Dewasa sekarang ini kerap diidentikkan dengan istilah ‚sakit modern‘ yang merujuk pada konteks gangguan sakit secara psikologis. “Penyakit psikologi modern” tersebut adalah istilah yang digunakan secara informal untuk mengacu kepada berbagai gangguan kesehatan mental atau masalah psikologis yang terjadi dalam masyarakat modern. Gangguan ini meliputi kecemasan atau anxiety disorder (GAD), boddy image issues yang menekankan pada kecantikan seseorang, stres dan burnout yang merupakan kondisi dimana kita merasa kelelahan secara emosi maupun fisik karena tuntutan ataupun persaingan seperti halnya di tempat kerja
Gangguan lainnya dapat berupa insomnia atau sleep apnea. Sleep apnea adalah kondisi yang terjadi saat pernapasan seseorang terganggu dengan adanya periode henti napas secara berulang pada saat tidur. Kondisi ini menyebabkan otak dan bagian tubuh lain tidak mendapatkan asupan oksigen yang cukup.

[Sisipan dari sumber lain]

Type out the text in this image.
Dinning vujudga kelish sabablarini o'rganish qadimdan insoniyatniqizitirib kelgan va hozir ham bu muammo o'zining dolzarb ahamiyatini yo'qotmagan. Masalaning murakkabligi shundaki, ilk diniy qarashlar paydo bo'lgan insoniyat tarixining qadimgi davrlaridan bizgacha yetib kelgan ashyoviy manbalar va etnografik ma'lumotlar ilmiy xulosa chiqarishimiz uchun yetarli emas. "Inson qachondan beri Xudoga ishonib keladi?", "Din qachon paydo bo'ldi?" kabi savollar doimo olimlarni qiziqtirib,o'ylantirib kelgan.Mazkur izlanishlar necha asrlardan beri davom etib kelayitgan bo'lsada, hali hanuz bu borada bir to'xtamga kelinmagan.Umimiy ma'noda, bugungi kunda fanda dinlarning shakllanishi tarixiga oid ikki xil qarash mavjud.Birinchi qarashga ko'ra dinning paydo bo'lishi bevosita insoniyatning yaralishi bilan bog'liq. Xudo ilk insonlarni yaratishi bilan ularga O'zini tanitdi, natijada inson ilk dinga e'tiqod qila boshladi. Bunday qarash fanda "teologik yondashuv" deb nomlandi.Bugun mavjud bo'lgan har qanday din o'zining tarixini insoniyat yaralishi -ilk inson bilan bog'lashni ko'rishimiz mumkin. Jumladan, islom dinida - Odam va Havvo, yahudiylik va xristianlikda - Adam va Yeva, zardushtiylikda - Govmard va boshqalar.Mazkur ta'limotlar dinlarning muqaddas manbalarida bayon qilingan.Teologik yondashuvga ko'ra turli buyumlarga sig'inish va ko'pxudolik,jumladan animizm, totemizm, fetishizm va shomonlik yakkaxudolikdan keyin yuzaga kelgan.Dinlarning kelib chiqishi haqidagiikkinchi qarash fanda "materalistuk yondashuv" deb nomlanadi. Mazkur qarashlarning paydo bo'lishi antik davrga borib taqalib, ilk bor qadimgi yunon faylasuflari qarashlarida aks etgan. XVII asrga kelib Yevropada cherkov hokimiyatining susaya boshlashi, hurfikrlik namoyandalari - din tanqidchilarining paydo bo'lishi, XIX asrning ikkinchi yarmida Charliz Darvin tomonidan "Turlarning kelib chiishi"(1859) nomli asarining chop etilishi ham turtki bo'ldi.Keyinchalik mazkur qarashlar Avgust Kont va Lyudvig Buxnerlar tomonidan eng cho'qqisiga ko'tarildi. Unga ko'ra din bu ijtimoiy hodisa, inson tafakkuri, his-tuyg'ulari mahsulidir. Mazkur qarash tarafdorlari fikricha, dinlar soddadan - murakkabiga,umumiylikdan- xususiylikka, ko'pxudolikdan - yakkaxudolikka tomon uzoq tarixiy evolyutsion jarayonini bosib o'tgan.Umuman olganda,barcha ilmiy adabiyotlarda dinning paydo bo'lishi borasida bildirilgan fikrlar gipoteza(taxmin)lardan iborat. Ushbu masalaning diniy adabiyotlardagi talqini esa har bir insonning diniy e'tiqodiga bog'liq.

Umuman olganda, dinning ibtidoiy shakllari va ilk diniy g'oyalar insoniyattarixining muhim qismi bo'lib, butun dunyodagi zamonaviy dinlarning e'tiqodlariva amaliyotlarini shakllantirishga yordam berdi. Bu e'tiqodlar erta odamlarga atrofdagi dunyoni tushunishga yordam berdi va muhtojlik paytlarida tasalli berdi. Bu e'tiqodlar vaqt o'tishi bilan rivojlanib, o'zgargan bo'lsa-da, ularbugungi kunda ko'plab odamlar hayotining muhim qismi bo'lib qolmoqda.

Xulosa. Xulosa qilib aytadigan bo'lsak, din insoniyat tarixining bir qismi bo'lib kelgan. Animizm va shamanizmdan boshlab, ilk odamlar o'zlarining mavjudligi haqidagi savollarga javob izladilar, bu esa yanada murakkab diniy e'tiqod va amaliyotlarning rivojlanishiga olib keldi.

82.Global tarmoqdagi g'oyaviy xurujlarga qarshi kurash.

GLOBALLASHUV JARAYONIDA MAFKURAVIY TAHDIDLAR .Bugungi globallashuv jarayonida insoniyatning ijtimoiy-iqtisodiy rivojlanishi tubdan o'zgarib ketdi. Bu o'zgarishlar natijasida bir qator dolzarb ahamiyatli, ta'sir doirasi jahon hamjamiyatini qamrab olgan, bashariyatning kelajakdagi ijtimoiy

Selain itu, terdapat gangguan-gangguan lain seperti gangguan kecemasan sosial (social anxiety disorder) panik (panic disorder), fobia-spesifik, kecemasan penyakit (illness anxiety disorder), hingga gangguan pada kecanduan dunia maya/digital. Serta hal yang sedah trend sekarang ini adalah Narcisstic Personality Disorder (NPD) yang merupakan gangguan mental yang ditandai oleh pola ‘perilaku yang berlebihan’ dalam kebutuhan terhadap pengakuan, keunggulan, dan perhatian diri sendiri. Biasanya, orang dengan gejala NPD cenderung memiliki harga diri yang sangat tinggi, merasa lebih penting dari orang lain, dan kurang empati terhadap perasaan orang lain. Mereka mungkin memperlihatkan perilaku manipulatif, sombong, dan kecemburuan yang tidak sehat. Meskipun setiap individu memiliki sifat narsisnya dalam kategori dan tingkatan tertentu, perilaku narsisme yang berlebihan dapat mengganggu kehidupan sehari-hari, terutama dalam hubungan sosial dengan masyarakat luas.
Dalam konteks lain, perilaku NPD ini berkaitan dengan perilaku superior. Menurut Alfred Adler, seorang psikolog Austria, konsep superioritas atau merasa unggul tidak hanya tentang dominasi atau kekuatan atas orang lain. Superiotas ini berawal dari kecenderungan secara inferior, yakni perasaan-perasaan yang muncul sebagai akibat kekurangan psikologis atau sosial yang dirasakan secara subjektif. Namun, sisi superioritas ini dapat dilihat secara positif untuk mengetahui potensi diri yang sebenarnya.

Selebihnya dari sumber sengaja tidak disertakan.